Au niveau du recrutement des étudiants, pour cette année scolaire 2010-2011, la direction a plus que doublé l’effectif des étudiants. «En 2009-2010, il y avait 30 étudiants par filière. Cette année, on a porté le nombre d’étudiants à 80 par filière», souligne Bougadir. Il faut souligner que l’ESTE est un «établissement à accès régulé», c’est-à-dire que le nombre de places est limité et qu’elles sont réservées aux meilleurs élèves classés selon leurs résultats au baccalauréat. Les étudiants viennent de pas moins de 26 villes du Maroc, mais cette année, le nombre de Souiris a augmenté de manière significative. Par genre, les filles constituent 60% de l’effectif. «Les filles viennent majoritairement d’Essaouira. Probablement que celles qui réussissent le bac restent dans la ville, tandis que les garçons se déplacent dans d’autres villes pour suivre leurs études», explique le directeur de l’ESTE. Quant au corps professoral et autres encadrants administratifs, leur nombre est passé de 18 l’année passée à 27 en 2010-2011.
Le pôle «recherche» est actuellement limité à de la recherche individuelle, mais les choses vont probablement changer. Un projet de laboratoire de recherche sur l’environnement littoral est en cours d’accréditation. «C’est une autre façon de drainer les jeunes chercheurs pour préparer leur doctorat sur des thématiques en adéquation avec les besoins de la province d’Essaouira», explique Bougadir.

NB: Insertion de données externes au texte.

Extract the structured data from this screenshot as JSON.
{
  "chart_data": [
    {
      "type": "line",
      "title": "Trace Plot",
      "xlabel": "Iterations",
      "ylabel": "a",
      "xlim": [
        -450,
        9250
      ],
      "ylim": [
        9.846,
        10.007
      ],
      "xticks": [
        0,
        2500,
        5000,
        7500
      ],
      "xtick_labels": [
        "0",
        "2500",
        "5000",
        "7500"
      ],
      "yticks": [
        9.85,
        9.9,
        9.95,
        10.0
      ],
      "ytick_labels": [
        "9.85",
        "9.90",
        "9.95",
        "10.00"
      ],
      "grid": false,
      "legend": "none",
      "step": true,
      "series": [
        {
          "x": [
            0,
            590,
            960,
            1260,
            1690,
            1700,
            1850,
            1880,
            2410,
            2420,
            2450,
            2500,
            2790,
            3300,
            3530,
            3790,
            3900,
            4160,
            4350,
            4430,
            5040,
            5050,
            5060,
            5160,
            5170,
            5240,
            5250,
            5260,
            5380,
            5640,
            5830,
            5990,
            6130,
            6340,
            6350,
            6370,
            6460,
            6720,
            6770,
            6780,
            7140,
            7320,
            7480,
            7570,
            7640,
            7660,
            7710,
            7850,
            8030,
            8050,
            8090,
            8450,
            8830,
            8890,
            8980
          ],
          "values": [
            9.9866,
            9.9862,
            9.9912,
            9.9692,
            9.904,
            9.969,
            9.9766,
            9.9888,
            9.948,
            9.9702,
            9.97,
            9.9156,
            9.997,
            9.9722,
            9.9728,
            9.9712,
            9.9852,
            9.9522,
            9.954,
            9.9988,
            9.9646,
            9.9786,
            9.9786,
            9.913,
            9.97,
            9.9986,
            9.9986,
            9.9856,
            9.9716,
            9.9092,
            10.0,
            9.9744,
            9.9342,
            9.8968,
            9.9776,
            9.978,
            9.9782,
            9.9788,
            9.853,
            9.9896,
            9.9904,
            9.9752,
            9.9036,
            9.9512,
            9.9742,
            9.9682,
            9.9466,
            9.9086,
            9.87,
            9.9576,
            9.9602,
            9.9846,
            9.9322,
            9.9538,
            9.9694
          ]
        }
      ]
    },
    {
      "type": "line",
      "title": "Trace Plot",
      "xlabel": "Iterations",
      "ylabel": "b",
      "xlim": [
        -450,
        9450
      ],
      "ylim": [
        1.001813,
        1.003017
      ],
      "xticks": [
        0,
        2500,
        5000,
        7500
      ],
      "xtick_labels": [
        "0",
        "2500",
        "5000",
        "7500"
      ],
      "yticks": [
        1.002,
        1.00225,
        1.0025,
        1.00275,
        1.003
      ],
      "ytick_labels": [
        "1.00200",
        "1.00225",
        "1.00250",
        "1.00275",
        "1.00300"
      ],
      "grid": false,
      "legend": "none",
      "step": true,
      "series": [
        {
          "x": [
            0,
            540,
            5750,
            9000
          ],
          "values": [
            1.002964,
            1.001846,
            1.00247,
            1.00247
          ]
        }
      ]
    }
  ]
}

La direction veut attaquer les sujets d’actualité et sensibles pour la région, en organisant des séminaires et colloques nationaux et internationaux sur des thématiques comme la gestion des déchets solides, l’aménagement du territoire, la préservation des monuments, la régionalisation… «La vocation de l’université est justement de réussir à créer le débat», souligne le directeur.


Masters pour les cadres


L’ESTE compte mettre en place, l’année prochaine, la formation continue. Concrètement, il s’agit d’organiser des licences et des masters pour les cadres des entreprises et du service public d’Essaouira. «Comme il n’y pas d’écoles privées à Essaouira, l’université peut combler en partie ce manque. Nous avons déjà des demandes pour ce type de masters», souligne Bougadir. Il s’agirait d’une licence professionnelle (bac+3) en «informatique de gestion d’entreprise», un master professionnel (bac+5) en «systèmes d’aide à la décision», un master professionnel en «systèmes d’information, gestion et management d’entreprises» et un master professionnel en «systèmes d’information et logiciels». L’ESTE se dit également prête à répondre à toute demande de formation spécifique qualifiante de moyenne ou courte durée.